Prices for raw material

Trends in prices for raw materials depend largely on supply and demand, which are beyond Midsona’s control. The prices of certain raw materials that Midsona purchases are also affected by agricultural policy decisions, subsidies, trade barriers and activity on commodity exchanges.

Distribution agreement

A considerable proportion of the Group’s sales
of goods derives from distribution agreements, according to which Midsona holds an exclusive right to market, sell and distribute other companies’ products in a defined market. Normally, such distribution agreements extend over a period of one to five years and can, under certain circumstances, be cancelled prematurely if, for example agreed minimum sales volumes cannot be achieved. There is always a risk that Midsona will not manage to extend distribution agreements or enter new distribution agreements with acceptable terms.


Midsona conducts proprietary production of goods and also uses external suppliers, primarily within Europe. Supplier disruptions are a risk for the Group, taking its commitment to customers into account.

Customer dependency and customer credit risk

Midsona has some 300 active customers, of whom the ten largest account for 63 percent (54) of net sales. If Midsona is unable to live up to the demands imposed by its largest customers, and if customers fail to meet their payment obligations, Midsona could be negatively affected.

Competitors - and, at the same time, customers

Customers are primarily pharmacy, FMCG and healthfood retail chains. To a varying extent, these players offer competing products that they sell under their proprietary brands (private label), which are growing stronger each year and that occupy an increasingly large share of the product range on shop shelves. If these players continue to broaden their product ranges under their proprietary brands, this could lead to further competition and increased price pressure, which would affect Midsona’s sales and results negatively.

Renewal of permits, certifications and licences

Midsona conducts activities requiring permits and holds permits that must be renewed at regular intervals. In addition held one Quantity important certifications and licences that must be continually renewed. Operations could be adversely affected in the event that Midsona fails to meet the set requirements in inspections by the authorities or other organisations, with permits, certifications and licences being revoked as a result.

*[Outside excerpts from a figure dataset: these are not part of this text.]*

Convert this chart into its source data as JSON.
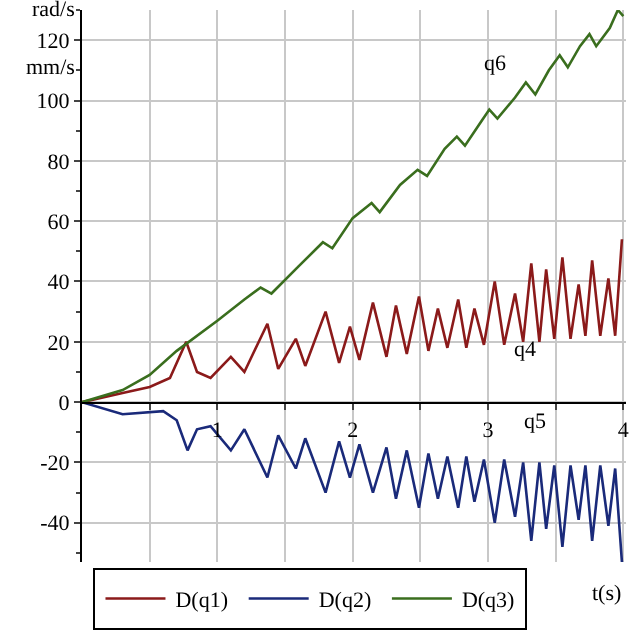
{
  "chart_data": {
    "type": "line",
    "ylabel": "rad/s\nmm/s",
    "xlabel": "t(s)",
    "xlim": [
      0,
      4.02
    ],
    "ylim": [
      -53,
      130
    ],
    "xticks": [
      {
        "value": 0.5,
        "label": null
      },
      1,
      {
        "value": 1.5,
        "label": null
      },
      2,
      {
        "value": 2.5,
        "label": null
      },
      3,
      {
        "value": 3.5,
        "label": null
      },
      4
    ],
    "yticks": [
      -40,
      -20,
      0,
      20,
      40,
      60,
      80,
      100,
      120
    ],
    "grid": true,
    "legend": "bottom",
    "marker": "none",
    "line_style": "solid",
    "annotations": [
      "q6",
      "q4",
      "q5"
    ],
    "series": [
      {
        "name": "D(q1)",
        "color": "#8b1a1a",
        "x": [
          0,
          0.3,
          0.5,
          0.65,
          0.77,
          0.85,
          0.95,
          1.1,
          1.2,
          1.37,
          1.45,
          1.58,
          1.65,
          1.8,
          1.9,
          1.98,
          2.05,
          2.15,
          2.25,
          2.32,
          2.4,
          2.49,
          2.56,
          2.63,
          2.7,
          2.78,
          2.84,
          2.9,
          2.97,
          3.05,
          3.12,
          3.2,
          3.26,
          3.32,
          3.38,
          3.43,
          3.49,
          3.55,
          3.61,
          3.67,
          3.72,
          3.77,
          3.83,
          3.89,
          3.94,
          3.99
        ],
        "values": [
          0,
          3,
          5,
          8,
          20,
          10,
          8,
          15,
          10,
          26,
          11,
          21,
          12,
          30,
          13,
          25,
          14,
          33,
          15,
          32,
          16,
          35,
          17,
          31,
          18,
          34,
          18,
          31,
          19,
          40,
          19,
          36,
          20,
          46,
          20,
          44,
          21,
          48,
          21,
          39,
          22,
          47,
          22,
          41,
          22,
          54
        ]
      },
      {
        "name": "D(q2)",
        "color": "#1a2a7a",
        "x": [
          0,
          0.3,
          0.6,
          0.7,
          0.78,
          0.85,
          0.95,
          1.1,
          1.2,
          1.37,
          1.45,
          1.58,
          1.65,
          1.8,
          1.9,
          1.98,
          2.05,
          2.15,
          2.25,
          2.32,
          2.4,
          2.49,
          2.56,
          2.63,
          2.7,
          2.78,
          2.84,
          2.9,
          2.97,
          3.05,
          3.12,
          3.2,
          3.26,
          3.32,
          3.38,
          3.43,
          3.49,
          3.55,
          3.61,
          3.67,
          3.72,
          3.77,
          3.83,
          3.89,
          3.94,
          3.99
        ],
        "values": [
          0,
          -4,
          -3,
          -6,
          -16,
          -9,
          -8,
          -16,
          -9,
          -25,
          -11,
          -22,
          -12,
          -30,
          -13,
          -25,
          -14,
          -30,
          -15,
          -32,
          -16,
          -35,
          -17,
          -32,
          -18,
          -35,
          -18,
          -33,
          -19,
          -40,
          -19,
          -38,
          -20,
          -46,
          -20,
          -42,
          -21,
          -48,
          -21,
          -39,
          -21,
          -46,
          -21,
          -41,
          -22,
          -53
        ]
      },
      {
        "name": "D(q3)",
        "color": "#3a6e1e",
        "x": [
          0,
          0.3,
          0.5,
          0.7,
          1,
          1.2,
          1.32,
          1.4,
          1.6,
          1.78,
          1.85,
          2.0,
          2.14,
          2.2,
          2.35,
          2.48,
          2.55,
          2.68,
          2.77,
          2.83,
          2.95,
          3.01,
          3.07,
          3.2,
          3.28,
          3.35,
          3.45,
          3.53,
          3.59,
          3.68,
          3.75,
          3.8,
          3.9,
          3.96,
          4.0
        ],
        "values": [
          0,
          4,
          9,
          17,
          27,
          34,
          38,
          36,
          45,
          53,
          51,
          61,
          66,
          63,
          72,
          77,
          75,
          84,
          88,
          85,
          93,
          97,
          94,
          101,
          106,
          102,
          110,
          115,
          111,
          118,
          122,
          118,
          124,
          130,
          128
        ]
      }
    ]
  }
}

Competence - a critical resource

The operations require both business and product-specific expertise. The Group’s development is affected by the availability of competent and motivated employees, as well as the knowledge, experience and commitment of management and other key individuals. Development could be negatively affected if one or more of these key individuals were to leave the Group or if the Group is unable to recruit and retain qualified employees.

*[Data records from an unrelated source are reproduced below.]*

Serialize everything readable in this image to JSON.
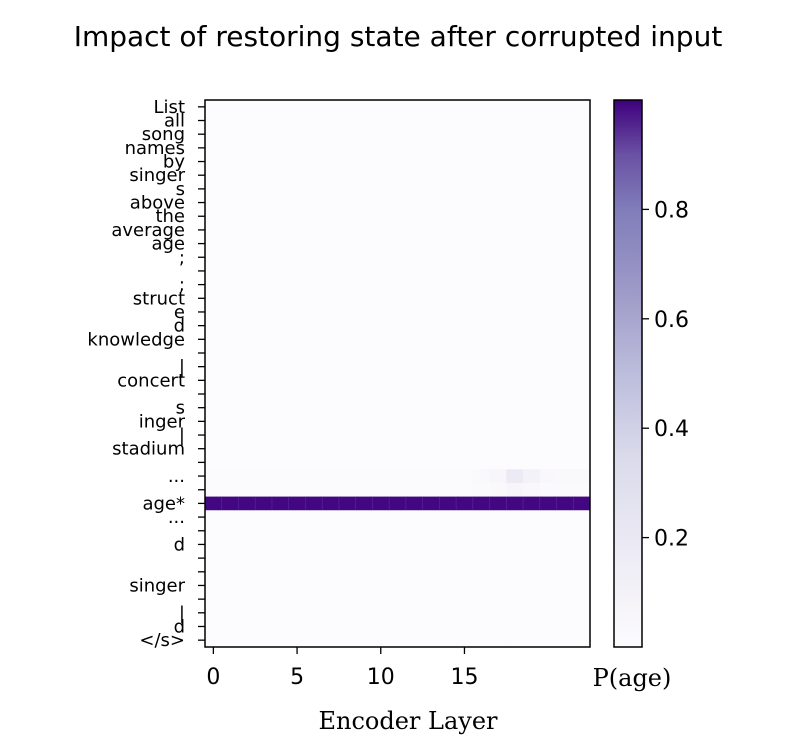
{
  "chart_data": {
    "type": "heatmap",
    "title": "Impact of restoring state after corrupted input",
    "xlabel": "Encoder Layer",
    "colorbar_label": "P(age)",
    "colormap": "purples",
    "colors": {
      "low": "#fcfbfd",
      "high": "#3f007d"
    },
    "x_ticks": [
      0,
      5,
      10,
      15
    ],
    "n_layers": 23,
    "color_range": [
      0.0,
      1.0
    ],
    "colorbar_ticks": [
      0.2,
      0.4,
      0.6,
      0.8
    ],
    "tokens": [
      "List",
      "all",
      "song",
      "names",
      "by",
      "singer",
      "s",
      "above",
      "the",
      "average",
      "age",
      ";",
      "",
      ";",
      "struct",
      "e",
      "d",
      "knowledge",
      "",
      "|",
      "concert",
      "",
      "s",
      "inger",
      "|",
      "stadium",
      "",
      "...",
      "",
      "age*",
      "...",
      "",
      "d",
      "",
      "",
      "singer",
      "",
      "|",
      "d",
      "</s>"
    ],
    "highlight_row": 29,
    "row_values": {
      "27": [
        0.01,
        0.01,
        0.01,
        0.01,
        0.01,
        0.01,
        0.01,
        0.01,
        0.01,
        0.01,
        0.01,
        0.01,
        0.01,
        0.01,
        0.01,
        0.01,
        0.03,
        0.05,
        0.18,
        0.1,
        0.04,
        0.03,
        0.03
      ],
      "28": [
        0.01,
        0.01,
        0.01,
        0.01,
        0.01,
        0.01,
        0.01,
        0.01,
        0.01,
        0.01,
        0.01,
        0.01,
        0.01,
        0.01,
        0.01,
        0.01,
        0.02,
        0.03,
        0.06,
        0.04,
        0.02,
        0.02,
        0.02
      ],
      "29": [
        0.99,
        0.99,
        0.99,
        0.99,
        0.99,
        0.99,
        0.99,
        0.99,
        0.99,
        0.99,
        0.99,
        0.99,
        0.99,
        0.99,
        0.99,
        0.99,
        0.99,
        0.99,
        0.99,
        0.99,
        0.99,
        0.99,
        0.99
      ]
    },
    "background_value": 0.0
  }
}
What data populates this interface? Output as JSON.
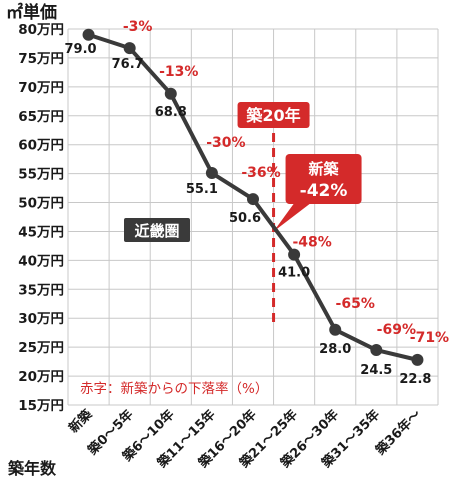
{
  "chart_data": {
    "type": "line",
    "y_unit_label": "㎡単価",
    "xlabel": "築年数",
    "ylim": [
      15,
      80
    ],
    "y_tick_values": [
      80,
      75,
      70,
      65,
      60,
      55,
      50,
      45,
      40,
      35,
      30,
      25,
      20,
      15
    ],
    "y_tick_labels": [
      "80万円",
      "75万円",
      "70万円",
      "65万円",
      "60万円",
      "55万円",
      "50万円",
      "45万円",
      "40万円",
      "35万円",
      "30万円",
      "25万円",
      "20万円",
      "15万円"
    ],
    "categories": [
      "新築",
      "築0～5年",
      "築6～10年",
      "築11～15年",
      "築16～20年",
      "築21～25年",
      "築26～30年",
      "築31～35年",
      "築36年～"
    ],
    "values": [
      79.0,
      76.7,
      68.8,
      55.1,
      50.6,
      41.0,
      28.0,
      24.5,
      22.8
    ],
    "value_labels": [
      "79.0",
      "76.7",
      "68.8",
      "55.1",
      "50.6",
      "41.0",
      "28.0",
      "24.5",
      "22.8"
    ],
    "pct_labels": [
      "",
      "-3%",
      "-13%",
      "-30%",
      "-36%",
      "-48%",
      "-65%",
      "-69%",
      "-71%"
    ],
    "marker_20": {
      "label": "築20年",
      "at_years": 20,
      "callout_line1": "新築",
      "callout_line2": "-42%",
      "value": 45
    },
    "region_label": "近畿圏",
    "note": "赤字：新築からの下落率（%）",
    "grid": true,
    "colors": {
      "line": "#3a3a3a",
      "marker": "#d42a2a",
      "pct_text": "#d42a2a",
      "region_bg": "#3a3a3a",
      "grid": "#c8c8c8"
    }
  }
}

Currency risk - transaction exposure

Consolidated sales of goods take place mainly in currencies SEK, NOK, DKK and EUR, while the goods purchased are mostly denominated in EUR and USD. The net exposure in EUR is considerable because purchases exceed sales.

Financing risk

Financing risk refers to the risk that future capital procurement and refinancing of maturing loans could be difficult or costly.

Liquidity risk

Liquidity risk means the risk that the Group cannot meet its payment obligations as a consequence of inadequate access to cash and equivalents.

Interest risk

Interest rate risk refers to the impact on profits of a change in interest rates. How quickly a change in interest rates affects profits depends on the periods of fixed interest on loans and investments. As the Group is a net borrower and does not invest funds in listed instruments, it is mainly the Group’s interest-bearing liabilities to credit institutions that are exposed to interest rate changes.

Financial credit risk

Financial credit risk refers to the risk of losses if the counterparties with whom the Group has placed cash and equivalents, financial investments or derivative instruments are unable to meet their payment obligations.